Departments of Pathology.
Medicine, Division of Gastroenterology, University of California, San Francisco, San Francisco, CA.
Am J Surg Pathol. 2018 Jul;42(7):855-865. doi: 10.1097/PAS.0000000000001053.
Eligibility for liver transplant is most commonly decided by measuring tumor size and number on radiographic imaging. However, this method often underestimates the extent of disease. Evaluation of tumor histology has been shown to improve risk stratification when compared with imaging-based transplant criteria, but the World Health Organization (WHO) guidelines for grading hepatocellular carcinoma (HCC) are imprecise and require subjective interpretation by the pathologist. We performed a retrospective analysis of 190 explanted livers containing HCC and correlated histologic features with posttransplant recurrence to formulate a three-tiered, point-based scoring system that categorizes tumors as having a low, intermediate, or high risk of recurrence. Our Recurrence Risk Assessment Score (RRAS) evaluates tumor architecture and specific cytologic features-nuclear pleomorphism, cytoplasmic amphophilia, and nuclear-to-cytoplasmic ratio-showing superior stratification of HCC recurrence risk compared with imaging criteria and grade assigned by WHO methodology. Stratifying tumors using RRAS criteria, the rate of recurrence after transplant was 0% among low-risk tumors (compared with 3% of well-differentiated tumors), 12% among intermediate-risk tumors (compared with 15% of moderately differentiated tumors), and 54% among high-risk tumors (compared with 29% of poorly differentiated tumors). Receiver operating characteristic analysis shows significantly improved performance of RRAS criteria in predicting HCC recurrence compared with WHO grade (area under curve of 0.841 and 0.671, respectively; P=0.0061). Our results indicate that evaluation of tumor histology offers superior prediction of recurrence risk following liver transplantation compared with radiographic criteria, and that the RRAS system better stratifies recurrence risk compared with HCC grading by WHO methodology.

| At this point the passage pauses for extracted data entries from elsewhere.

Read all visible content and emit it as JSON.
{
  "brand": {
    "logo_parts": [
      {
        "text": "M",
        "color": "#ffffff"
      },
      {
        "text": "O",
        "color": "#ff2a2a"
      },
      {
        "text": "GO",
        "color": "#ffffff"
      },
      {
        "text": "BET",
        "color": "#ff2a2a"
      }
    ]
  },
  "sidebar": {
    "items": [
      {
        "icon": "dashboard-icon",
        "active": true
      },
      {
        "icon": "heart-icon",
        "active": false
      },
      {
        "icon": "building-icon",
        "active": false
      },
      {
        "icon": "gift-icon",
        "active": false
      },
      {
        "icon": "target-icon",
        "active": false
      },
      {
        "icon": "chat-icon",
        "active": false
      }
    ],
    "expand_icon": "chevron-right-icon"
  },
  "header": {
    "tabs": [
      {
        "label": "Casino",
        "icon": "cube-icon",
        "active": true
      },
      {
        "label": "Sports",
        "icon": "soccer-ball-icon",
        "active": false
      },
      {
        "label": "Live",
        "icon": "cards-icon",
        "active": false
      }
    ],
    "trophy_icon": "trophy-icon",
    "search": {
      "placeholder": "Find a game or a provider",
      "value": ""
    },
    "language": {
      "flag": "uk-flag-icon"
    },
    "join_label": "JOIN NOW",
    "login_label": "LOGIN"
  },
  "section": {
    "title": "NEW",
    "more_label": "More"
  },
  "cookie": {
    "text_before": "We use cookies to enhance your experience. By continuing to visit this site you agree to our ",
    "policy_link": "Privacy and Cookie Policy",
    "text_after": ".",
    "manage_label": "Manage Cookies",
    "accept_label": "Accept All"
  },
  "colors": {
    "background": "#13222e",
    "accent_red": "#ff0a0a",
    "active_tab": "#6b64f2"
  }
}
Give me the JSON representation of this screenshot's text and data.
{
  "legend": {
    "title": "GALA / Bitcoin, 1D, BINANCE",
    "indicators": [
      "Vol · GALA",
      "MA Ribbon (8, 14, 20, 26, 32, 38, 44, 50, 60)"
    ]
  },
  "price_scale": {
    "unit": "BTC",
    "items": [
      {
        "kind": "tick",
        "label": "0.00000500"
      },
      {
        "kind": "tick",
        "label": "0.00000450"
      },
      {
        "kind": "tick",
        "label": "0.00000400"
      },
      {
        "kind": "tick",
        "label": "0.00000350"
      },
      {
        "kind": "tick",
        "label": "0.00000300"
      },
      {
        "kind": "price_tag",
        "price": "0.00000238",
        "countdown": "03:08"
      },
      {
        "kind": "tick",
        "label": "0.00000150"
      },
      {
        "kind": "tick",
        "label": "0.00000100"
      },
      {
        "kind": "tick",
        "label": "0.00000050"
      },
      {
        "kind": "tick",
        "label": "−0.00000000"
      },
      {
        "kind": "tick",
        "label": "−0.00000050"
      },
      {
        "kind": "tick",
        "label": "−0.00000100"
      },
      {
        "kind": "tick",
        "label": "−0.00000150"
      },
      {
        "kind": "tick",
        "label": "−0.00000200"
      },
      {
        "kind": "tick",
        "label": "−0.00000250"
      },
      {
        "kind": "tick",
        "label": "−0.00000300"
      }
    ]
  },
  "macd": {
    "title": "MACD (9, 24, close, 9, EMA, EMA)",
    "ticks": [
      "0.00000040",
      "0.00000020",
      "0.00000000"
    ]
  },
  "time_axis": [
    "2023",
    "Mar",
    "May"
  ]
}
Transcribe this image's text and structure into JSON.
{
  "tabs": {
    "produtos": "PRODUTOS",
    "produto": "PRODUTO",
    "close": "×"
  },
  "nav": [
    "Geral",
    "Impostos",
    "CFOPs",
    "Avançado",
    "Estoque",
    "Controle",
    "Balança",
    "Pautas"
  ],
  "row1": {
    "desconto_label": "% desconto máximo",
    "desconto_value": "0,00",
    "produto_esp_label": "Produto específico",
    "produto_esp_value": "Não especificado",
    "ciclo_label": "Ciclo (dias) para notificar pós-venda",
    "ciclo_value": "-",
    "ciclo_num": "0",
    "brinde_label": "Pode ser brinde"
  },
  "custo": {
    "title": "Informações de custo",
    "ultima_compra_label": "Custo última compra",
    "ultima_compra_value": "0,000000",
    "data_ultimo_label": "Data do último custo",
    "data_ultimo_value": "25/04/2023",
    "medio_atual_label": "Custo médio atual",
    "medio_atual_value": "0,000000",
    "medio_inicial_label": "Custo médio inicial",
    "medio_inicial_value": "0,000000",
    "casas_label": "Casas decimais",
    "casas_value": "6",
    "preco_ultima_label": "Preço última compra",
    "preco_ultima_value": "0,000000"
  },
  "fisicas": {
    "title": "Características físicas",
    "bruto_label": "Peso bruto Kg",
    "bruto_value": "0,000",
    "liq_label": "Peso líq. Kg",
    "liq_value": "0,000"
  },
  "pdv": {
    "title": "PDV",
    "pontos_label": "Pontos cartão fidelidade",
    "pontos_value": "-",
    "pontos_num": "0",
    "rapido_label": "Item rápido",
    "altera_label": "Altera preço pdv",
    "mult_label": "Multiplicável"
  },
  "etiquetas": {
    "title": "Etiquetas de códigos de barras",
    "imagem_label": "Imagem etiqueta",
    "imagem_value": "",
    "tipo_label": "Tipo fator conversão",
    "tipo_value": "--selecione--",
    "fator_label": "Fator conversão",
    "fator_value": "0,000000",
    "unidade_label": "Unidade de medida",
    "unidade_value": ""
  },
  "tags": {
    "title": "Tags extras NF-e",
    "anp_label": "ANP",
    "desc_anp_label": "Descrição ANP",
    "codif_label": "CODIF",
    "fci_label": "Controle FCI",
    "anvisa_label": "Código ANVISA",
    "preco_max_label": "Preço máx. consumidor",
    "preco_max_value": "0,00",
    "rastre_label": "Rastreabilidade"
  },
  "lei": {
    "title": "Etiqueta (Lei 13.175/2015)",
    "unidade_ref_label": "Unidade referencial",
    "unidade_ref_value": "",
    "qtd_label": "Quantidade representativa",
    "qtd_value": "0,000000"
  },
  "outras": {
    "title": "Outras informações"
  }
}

肝移植的资格通常通过测量影像学上的肿瘤大小和数量来决定。然而,这种方法往往低估了疾病的程度。与基于影像学的移植标准相比,肿瘤组织学的评估已被证明可以改善风险分层,但世界卫生组织(WHO)肝细胞癌(HCC)分级指南不够精确,需要病理学家进行主观解释。我们对 190 例包含 HCC 的肝移植标本进行了回顾性分析,将组织学特征与移植后复发相关联,制定了一个三级、基于分数的评分系统,将肿瘤分为低、中、高复发风险。我们的复发风险评估评分(RRAS)评估肿瘤结构和特定细胞学特征-核多形性、细胞质嗜酸性和核质比-与影像学标准和 WHO 方法分级相比,显示出 HCC 复发风险分层的优越性。使用 RRAS 标准对肿瘤进行分层,移植后复发率在低风险肿瘤中为 0%(与高分化肿瘤的 3%相比),中风险肿瘤中为 12%(与中分化肿瘤的 15%相比),高风险肿瘤中为 54%(与低分化肿瘤的 29%相比)。受试者工作特征分析显示,RRAS 标准在预测 HCC 复发方面的表现明显优于 WHO 分级(曲线下面积分别为 0.841 和 0.671;P=0.0061)。我们的结果表明,与影像学标准相比,肿瘤组织学评估提供了更好的肝移植后复发风险预测,与 WHO 方法的 HCC 分级相比,RRAS 系统更好地分层了复发风险。